Paul: Yeah, I think you are going to drive marketers to drink here.
Matt: No, this is not… I don’t know what is meant to be but I think ideally this is inspirational. I know I’m approaching it a little differently but this is a huge opportunity for marketers, for salespeople, for business leaders to transform not just how marketing is perceived but how marketing acts and what marketing delivers into the business. And again, this is not something that’s necessarily going to change overnight but is absolutely something that is a huge opportunity for marketers. I feel like I’ve been on my soapbox today Paul.
Paul: You have been, wow! I am shook up here a little bit. I’ve got to go rethink. I agree with everything you say though, I have to say that and I think those organizations that don’t recognize this, this isn’t something that you should aspire to do, I think this is something you have to do or you expire. I think it’s that kind of… I think it’s that kind of… This speaks to a whole core of whether you continue in business or not here.
Matt: I agree with you.
Paul: This is existential, that is the word I was looking for here.
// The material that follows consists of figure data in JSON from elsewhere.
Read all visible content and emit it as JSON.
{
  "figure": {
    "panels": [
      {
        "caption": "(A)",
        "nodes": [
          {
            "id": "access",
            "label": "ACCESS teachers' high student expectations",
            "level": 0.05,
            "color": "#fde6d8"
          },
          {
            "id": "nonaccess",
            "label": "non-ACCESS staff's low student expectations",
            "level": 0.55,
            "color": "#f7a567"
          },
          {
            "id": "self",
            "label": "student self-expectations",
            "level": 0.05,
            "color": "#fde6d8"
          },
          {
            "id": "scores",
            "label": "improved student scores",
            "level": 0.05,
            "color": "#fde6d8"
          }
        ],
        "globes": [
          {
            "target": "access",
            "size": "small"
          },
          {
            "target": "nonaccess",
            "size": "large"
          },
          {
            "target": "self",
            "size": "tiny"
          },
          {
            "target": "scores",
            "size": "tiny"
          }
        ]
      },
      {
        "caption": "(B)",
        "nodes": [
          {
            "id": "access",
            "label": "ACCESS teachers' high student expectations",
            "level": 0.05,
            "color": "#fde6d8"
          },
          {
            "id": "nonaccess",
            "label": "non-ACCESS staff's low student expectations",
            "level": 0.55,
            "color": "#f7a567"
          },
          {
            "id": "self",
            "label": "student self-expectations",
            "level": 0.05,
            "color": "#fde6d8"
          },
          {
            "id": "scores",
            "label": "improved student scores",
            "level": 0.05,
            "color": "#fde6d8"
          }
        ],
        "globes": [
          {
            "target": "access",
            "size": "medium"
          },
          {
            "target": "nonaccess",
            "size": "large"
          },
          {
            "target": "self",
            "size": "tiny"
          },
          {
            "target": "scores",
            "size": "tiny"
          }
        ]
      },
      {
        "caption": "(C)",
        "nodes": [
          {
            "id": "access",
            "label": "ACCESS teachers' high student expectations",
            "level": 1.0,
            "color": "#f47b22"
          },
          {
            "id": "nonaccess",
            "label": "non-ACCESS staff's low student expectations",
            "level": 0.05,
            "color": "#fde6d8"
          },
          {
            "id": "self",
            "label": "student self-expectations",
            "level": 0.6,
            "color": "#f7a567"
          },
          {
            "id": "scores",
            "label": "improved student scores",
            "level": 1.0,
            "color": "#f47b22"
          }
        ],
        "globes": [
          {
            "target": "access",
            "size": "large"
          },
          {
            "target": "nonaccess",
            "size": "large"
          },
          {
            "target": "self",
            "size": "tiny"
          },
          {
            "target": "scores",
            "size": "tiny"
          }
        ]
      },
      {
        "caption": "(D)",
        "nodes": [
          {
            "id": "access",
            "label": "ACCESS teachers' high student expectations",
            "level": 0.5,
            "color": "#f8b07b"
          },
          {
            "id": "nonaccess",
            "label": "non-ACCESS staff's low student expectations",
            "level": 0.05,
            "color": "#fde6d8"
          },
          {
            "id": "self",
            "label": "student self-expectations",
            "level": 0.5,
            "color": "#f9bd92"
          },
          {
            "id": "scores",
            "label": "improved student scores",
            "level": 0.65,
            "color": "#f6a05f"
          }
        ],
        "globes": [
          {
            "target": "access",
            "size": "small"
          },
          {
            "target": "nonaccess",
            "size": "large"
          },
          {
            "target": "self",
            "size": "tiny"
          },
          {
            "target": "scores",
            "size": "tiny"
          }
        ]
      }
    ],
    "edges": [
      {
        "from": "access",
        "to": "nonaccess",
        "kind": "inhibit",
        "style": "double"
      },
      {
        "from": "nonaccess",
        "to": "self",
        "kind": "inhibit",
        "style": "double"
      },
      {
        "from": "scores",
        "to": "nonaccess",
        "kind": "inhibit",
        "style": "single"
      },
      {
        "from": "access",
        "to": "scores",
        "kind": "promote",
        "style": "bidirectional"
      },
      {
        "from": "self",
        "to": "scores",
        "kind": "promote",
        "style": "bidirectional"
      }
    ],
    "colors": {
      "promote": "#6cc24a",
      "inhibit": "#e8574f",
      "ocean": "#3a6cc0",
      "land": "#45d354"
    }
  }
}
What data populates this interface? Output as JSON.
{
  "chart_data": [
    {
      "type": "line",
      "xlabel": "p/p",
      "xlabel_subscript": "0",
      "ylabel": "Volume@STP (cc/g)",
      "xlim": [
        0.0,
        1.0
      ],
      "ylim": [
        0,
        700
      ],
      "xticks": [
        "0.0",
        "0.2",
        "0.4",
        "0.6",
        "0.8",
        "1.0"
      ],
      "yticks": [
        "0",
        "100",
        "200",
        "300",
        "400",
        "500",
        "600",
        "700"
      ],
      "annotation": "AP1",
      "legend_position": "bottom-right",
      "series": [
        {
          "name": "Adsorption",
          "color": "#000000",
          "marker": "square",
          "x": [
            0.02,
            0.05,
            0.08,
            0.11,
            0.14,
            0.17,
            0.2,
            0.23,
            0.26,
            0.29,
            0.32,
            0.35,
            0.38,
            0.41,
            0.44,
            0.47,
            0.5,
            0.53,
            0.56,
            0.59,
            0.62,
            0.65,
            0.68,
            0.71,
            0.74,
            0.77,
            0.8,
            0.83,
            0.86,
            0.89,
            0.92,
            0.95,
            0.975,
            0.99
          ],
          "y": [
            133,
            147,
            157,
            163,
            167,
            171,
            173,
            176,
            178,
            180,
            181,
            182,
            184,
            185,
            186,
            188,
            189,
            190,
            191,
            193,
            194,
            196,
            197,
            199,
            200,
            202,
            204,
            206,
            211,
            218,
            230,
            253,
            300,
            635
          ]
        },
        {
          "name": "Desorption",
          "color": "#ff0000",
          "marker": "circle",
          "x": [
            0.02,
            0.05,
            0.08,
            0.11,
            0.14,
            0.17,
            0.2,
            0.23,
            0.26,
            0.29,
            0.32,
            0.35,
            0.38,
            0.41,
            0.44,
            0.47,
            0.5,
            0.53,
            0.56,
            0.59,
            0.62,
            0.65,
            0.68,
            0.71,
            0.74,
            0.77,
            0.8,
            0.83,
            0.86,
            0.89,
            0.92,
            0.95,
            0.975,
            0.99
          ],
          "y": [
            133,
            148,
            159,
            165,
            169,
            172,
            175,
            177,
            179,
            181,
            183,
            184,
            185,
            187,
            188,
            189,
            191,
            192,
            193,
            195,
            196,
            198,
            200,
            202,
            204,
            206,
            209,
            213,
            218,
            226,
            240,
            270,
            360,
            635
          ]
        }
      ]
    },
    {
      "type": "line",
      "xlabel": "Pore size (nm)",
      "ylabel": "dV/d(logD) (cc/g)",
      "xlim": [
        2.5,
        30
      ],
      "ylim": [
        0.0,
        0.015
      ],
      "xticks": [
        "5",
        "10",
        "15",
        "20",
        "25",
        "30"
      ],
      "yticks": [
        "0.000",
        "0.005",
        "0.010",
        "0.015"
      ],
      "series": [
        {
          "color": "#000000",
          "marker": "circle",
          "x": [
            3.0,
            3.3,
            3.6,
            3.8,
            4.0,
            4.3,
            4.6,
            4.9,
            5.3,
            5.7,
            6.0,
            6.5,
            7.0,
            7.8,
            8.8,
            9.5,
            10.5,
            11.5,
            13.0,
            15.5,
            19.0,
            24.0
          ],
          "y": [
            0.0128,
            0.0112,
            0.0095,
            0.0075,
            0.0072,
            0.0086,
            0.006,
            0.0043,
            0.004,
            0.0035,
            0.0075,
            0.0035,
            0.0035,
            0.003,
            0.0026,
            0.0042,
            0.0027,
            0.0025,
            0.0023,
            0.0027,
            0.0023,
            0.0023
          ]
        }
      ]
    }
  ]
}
Matt: The message here was meant to be entirely positive and the idea that you can sort of make progress on this into 2017 is well within the realm of possibility an application for anybody.
Paul: I am going to give you a thought starter for another conversation here which I will just plant here. Is this something that you have to cram down their throat? Or is this something that once they get it marketers will say hey, this not only makes my job easier, this makes me more money or makes me a better employee or makes me a more valued member of the team or something. In other words, is there an upside to this that we are not pointing out something or is this something you have to force upon people whether they like it or not?
Matt: If you force it on people is probably not going to work very well. I think it’s easy for me to look at this stuff and see it’s common sense but maybe that’s because I’m on the other side of the mountain.
Paul: Right.
Matt: I think that there a lot of people may look at this and say this is a long… This is a long path to climb, this is a difficult… This is going to be a difficult road to home but I don’t think marketers have a choice if they want to remain competitive and relevant to modern B2B organizations.
I think this is the most amazing time I’ve ever seen to be a B2B marketer. Your ability to embrace this makes you such a critical part of the organization.
Paul: Well, we are going to give Matt Heinz a chance to retort and continue this conversation on our next episode but unfortunately we’ve run out of time here so thanks for listening to Sales Pipeline Radio!